Concerns about the impact of climate change are beginning to affect all areas of business including business premises, which are responsible for a significant proportion of the UK’s overall energy use.
The government has announced that it plans to tighten regulations on energy efficiency in rented property, requiring significant improvements by 2030. Commercial landlords and business tenants will need to make sure their leases give energy efficiency a higher priority and set out who is responsible for energy efficiency measures and who will foot the bill.
‘Green leases have been talked about for at least a decade’ says Yildiz Betez, commercial property solicitor with Thackray Williams, ‘although it isn’t always clear exactly what a green lease is. In simple terms, a green lease is one which includes specific provisions to promote energy efficiency and a lease can be dark-green or light-green, depending on how far those provisions go’.
Minimum energy efficiency standards
The pace of change in the energy efficiency of commercial buildings is being driven by regulations. Since 2018, it has been illegal to grant a new lease of a property unless it has an Energy Performance Certificate (EPC) rating of E or higher and all property currently let will have to meet that standard by 2023. The latest proposal is to raise the minimum standard to an EPC rating of B by 2030.
What should green leases cover?
According to government data, 67 per cent of the energy businesses use goes on heating and cooling, ventilation, hot water and lighting, so this is where improvements will be required. Leases will need to cover a range of practical issues, particularly a landlord’s right of access, alterations by tenants, service charges and collaboration on energy saving measures.
A landlord’s rights
The landlord will need rights to enter the property to assess energy efficiency and make necessary improvements. These could range from low cost measures like changing lighting to full-scale replacement of heating and cooling systems. The landlord may also want to install individual meters in a multi-let building, to allow energy costs to be allocated accurately.

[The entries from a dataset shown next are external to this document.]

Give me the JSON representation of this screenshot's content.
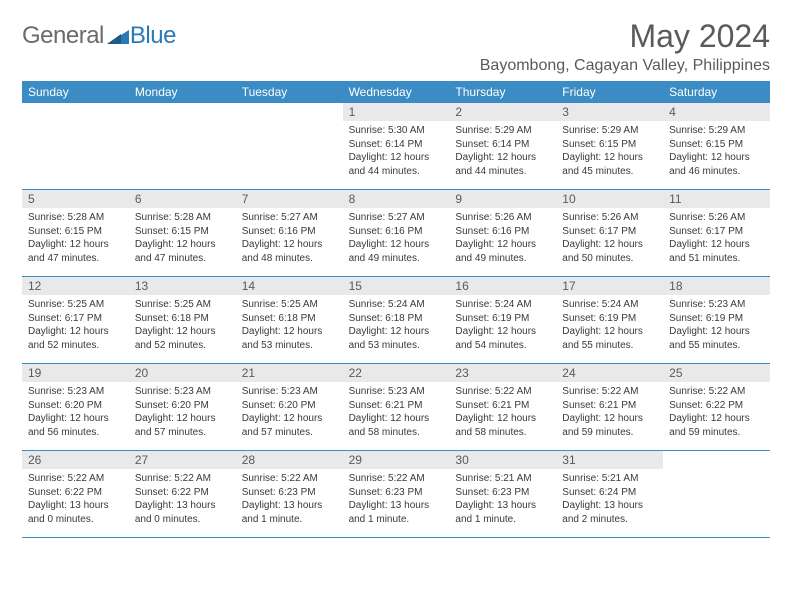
{
  "logo": {
    "text1": "General",
    "text2": "Blue"
  },
  "title": "May 2024",
  "location": "Bayombong, Cagayan Valley, Philippines",
  "colors": {
    "header_bg": "#3b8bc4",
    "header_text": "#ffffff",
    "daynum_bg": "#e9e9e9",
    "border": "#3b8bc4",
    "text_gray": "#5a5a5a",
    "logo_blue": "#2a7ab8"
  },
  "day_headers": [
    "Sunday",
    "Monday",
    "Tuesday",
    "Wednesday",
    "Thursday",
    "Friday",
    "Saturday"
  ],
  "weeks": [
    [
      {
        "num": "",
        "lines": []
      },
      {
        "num": "",
        "lines": []
      },
      {
        "num": "",
        "lines": []
      },
      {
        "num": "1",
        "lines": [
          "Sunrise: 5:30 AM",
          "Sunset: 6:14 PM",
          "Daylight: 12 hours",
          "and 44 minutes."
        ]
      },
      {
        "num": "2",
        "lines": [
          "Sunrise: 5:29 AM",
          "Sunset: 6:14 PM",
          "Daylight: 12 hours",
          "and 44 minutes."
        ]
      },
      {
        "num": "3",
        "lines": [
          "Sunrise: 5:29 AM",
          "Sunset: 6:15 PM",
          "Daylight: 12 hours",
          "and 45 minutes."
        ]
      },
      {
        "num": "4",
        "lines": [
          "Sunrise: 5:29 AM",
          "Sunset: 6:15 PM",
          "Daylight: 12 hours",
          "and 46 minutes."
        ]
      }
    ],
    [
      {
        "num": "5",
        "lines": [
          "Sunrise: 5:28 AM",
          "Sunset: 6:15 PM",
          "Daylight: 12 hours",
          "and 47 minutes."
        ]
      },
      {
        "num": "6",
        "lines": [
          "Sunrise: 5:28 AM",
          "Sunset: 6:15 PM",
          "Daylight: 12 hours",
          "and 47 minutes."
        ]
      },
      {
        "num": "7",
        "lines": [
          "Sunrise: 5:27 AM",
          "Sunset: 6:16 PM",
          "Daylight: 12 hours",
          "and 48 minutes."
        ]
      },
      {
        "num": "8",
        "lines": [
          "Sunrise: 5:27 AM",
          "Sunset: 6:16 PM",
          "Daylight: 12 hours",
          "and 49 minutes."
        ]
      },
      {
        "num": "9",
        "lines": [
          "Sunrise: 5:26 AM",
          "Sunset: 6:16 PM",
          "Daylight: 12 hours",
          "and 49 minutes."
        ]
      },
      {
        "num": "10",
        "lines": [
          "Sunrise: 5:26 AM",
          "Sunset: 6:17 PM",
          "Daylight: 12 hours",
          "and 50 minutes."
        ]
      },
      {
        "num": "11",
        "lines": [
          "Sunrise: 5:26 AM",
          "Sunset: 6:17 PM",
          "Daylight: 12 hours",
          "and 51 minutes."
        ]
      }
    ],
    [
      {
        "num": "12",
        "lines": [
          "Sunrise: 5:25 AM",
          "Sunset: 6:17 PM",
          "Daylight: 12 hours",
          "and 52 minutes."
        ]
      },
      {
        "num": "13",
        "lines": [
          "Sunrise: 5:25 AM",
          "Sunset: 6:18 PM",
          "Daylight: 12 hours",
          "and 52 minutes."
        ]
      },
      {
        "num": "14",
        "lines": [
          "Sunrise: 5:25 AM",
          "Sunset: 6:18 PM",
          "Daylight: 12 hours",
          "and 53 minutes."
        ]
      },
      {
        "num": "15",
        "lines": [
          "Sunrise: 5:24 AM",
          "Sunset: 6:18 PM",
          "Daylight: 12 hours",
          "and 53 minutes."
        ]
      },
      {
        "num": "16",
        "lines": [
          "Sunrise: 5:24 AM",
          "Sunset: 6:19 PM",
          "Daylight: 12 hours",
          "and 54 minutes."
        ]
      },
      {
        "num": "17",
        "lines": [
          "Sunrise: 5:24 AM",
          "Sunset: 6:19 PM",
          "Daylight: 12 hours",
          "and 55 minutes."
        ]
      },
      {
        "num": "18",
        "lines": [
          "Sunrise: 5:23 AM",
          "Sunset: 6:19 PM",
          "Daylight: 12 hours",
          "and 55 minutes."
        ]
      }
    ],
    [
      {
        "num": "19",
        "lines": [
          "Sunrise: 5:23 AM",
          "Sunset: 6:20 PM",
          "Daylight: 12 hours",
          "and 56 minutes."
        ]
      },
      {
        "num": "20",
        "lines": [
          "Sunrise: 5:23 AM",
          "Sunset: 6:20 PM",
          "Daylight: 12 hours",
          "and 57 minutes."
        ]
      },
      {
        "num": "21",
        "lines": [
          "Sunrise: 5:23 AM",
          "Sunset: 6:20 PM",
          "Daylight: 12 hours",
          "and 57 minutes."
        ]
      },
      {
        "num": "22",
        "lines": [
          "Sunrise: 5:23 AM",
          "Sunset: 6:21 PM",
          "Daylight: 12 hours",
          "and 58 minutes."
        ]
      },
      {
        "num": "23",
        "lines": [
          "Sunrise: 5:22 AM",
          "Sunset: 6:21 PM",
          "Daylight: 12 hours",
          "and 58 minutes."
        ]
      },
      {
        "num": "24",
        "lines": [
          "Sunrise: 5:22 AM",
          "Sunset: 6:21 PM",
          "Daylight: 12 hours",
          "and 59 minutes."
        ]
      },
      {
        "num": "25",
        "lines": [
          "Sunrise: 5:22 AM",
          "Sunset: 6:22 PM",
          "Daylight: 12 hours",
          "and 59 minutes."
        ]
      }
    ],
    [
      {
        "num": "26",
        "lines": [
          "Sunrise: 5:22 AM",
          "Sunset: 6:22 PM",
          "Daylight: 13 hours",
          "and 0 minutes."
        ]
      },
      {
        "num": "27",
        "lines": [
          "Sunrise: 5:22 AM",
          "Sunset: 6:22 PM",
          "Daylight: 13 hours",
          "and 0 minutes."
        ]
      },
      {
        "num": "28",
        "lines": [
          "Sunrise: 5:22 AM",
          "Sunset: 6:23 PM",
          "Daylight: 13 hours",
          "and 1 minute."
        ]
      },
      {
        "num": "29",
        "lines": [
          "Sunrise: 5:22 AM",
          "Sunset: 6:23 PM",
          "Daylight: 13 hours",
          "and 1 minute."
        ]
      },
      {
        "num": "30",
        "lines": [
          "Sunrise: 5:21 AM",
          "Sunset: 6:23 PM",
          "Daylight: 13 hours",
          "and 1 minute."
        ]
      },
      {
        "num": "31",
        "lines": [
          "Sunrise: 5:21 AM",
          "Sunset: 6:24 PM",
          "Daylight: 13 hours",
          "and 2 minutes."
        ]
      },
      {
        "num": "",
        "lines": []
      }
    ]
  ]
}
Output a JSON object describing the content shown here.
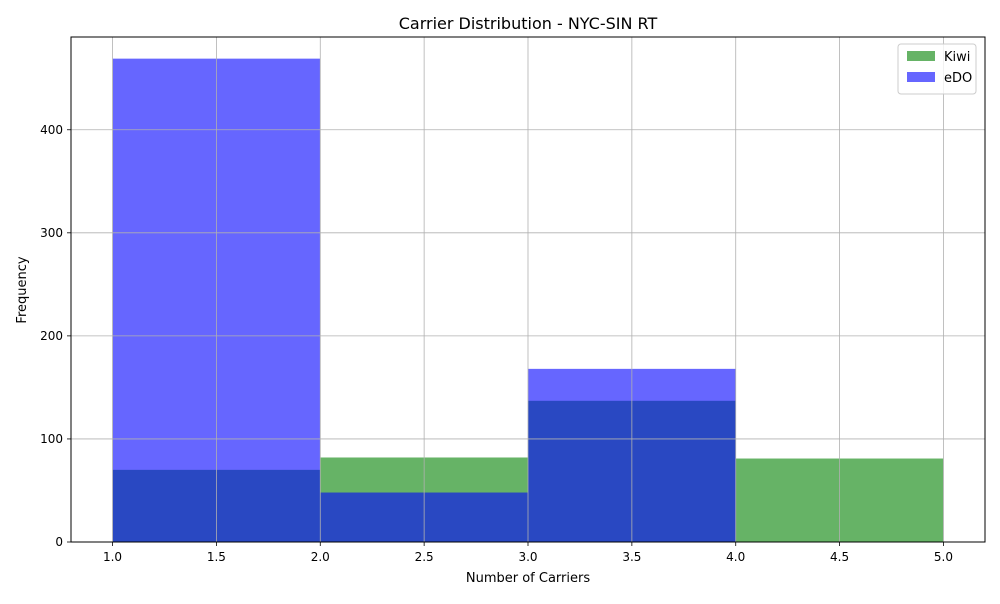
{
  "chart_data": {
    "type": "bar",
    "title": "Carrier Distribution - NYC-SIN RT",
    "xlabel": "Number of Carriers",
    "ylabel": "Frequency",
    "xlim": [
      0.8,
      5.2
    ],
    "ylim": [
      0,
      490
    ],
    "x_ticks": [
      "1.0",
      "1.5",
      "2.0",
      "2.5",
      "3.0",
      "3.5",
      "4.0",
      "4.5",
      "5.0"
    ],
    "y_ticks": [
      "0",
      "100",
      "200",
      "300",
      "400"
    ],
    "grid": true,
    "legend_position": "top-right",
    "bins": [
      [
        1,
        2
      ],
      [
        2,
        3
      ],
      [
        3,
        4
      ],
      [
        4,
        5
      ]
    ],
    "series": [
      {
        "name": "Kiwi",
        "values": [
          70,
          82,
          137,
          81
        ],
        "color": "#008000",
        "alpha": 0.6
      },
      {
        "name": "eDO",
        "values": [
          469,
          48,
          168,
          0
        ],
        "color": "#0000ff",
        "alpha": 0.6
      }
    ]
  }
}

Most leases will allow the landlord to recover the cost of maintenance from tenants through a service charge but, upgrades and improvements are usually excluded. Landlords and tenants may need to agree a different approach for new energy efficiency measures on the basis that tenants should benefit from lower energy bills. Your solicitor can make sure that the service charge provisions reflect clearly what has been agreed.
A business tenant will need some flexibility to make alterations to the property, but it is vital for landlords to make sure that tenants do not inadvertently reduce the property’s energy efficiency rating as a result of alterations. A green lease will typically give the landlord the right to refuse consent for any alterations that would adversely affect the property’s EPC rating. In turn, the tenant may want the right to make alterations that improve energy efficiency. Again, the key point is to make sure your solicitor reflects in the lease whatever has been agreed.
In the past, landlords and tenants have seen themselves on opposite sides but are beginning to move away from this view, towards a more collaborative approach. For example, in a green lease, the landlord and tenant may agree:
- only to use sustainable materials in any works they carry out to the property;
- to adopt a sustainable waste management policy;
- to share data on use of energy and water; and
- to work together to make the best use of building management systems by limiting the hours during which heating and cooling systems operate.
As businesses adapt to more stringent standards for energy efficiency, commercial property will play a big part. The rules on exactly what is required can be complex but getting good legal advice now will allow both landlords and tenants to manage the necessary changes and avoid nasty shocks along the way.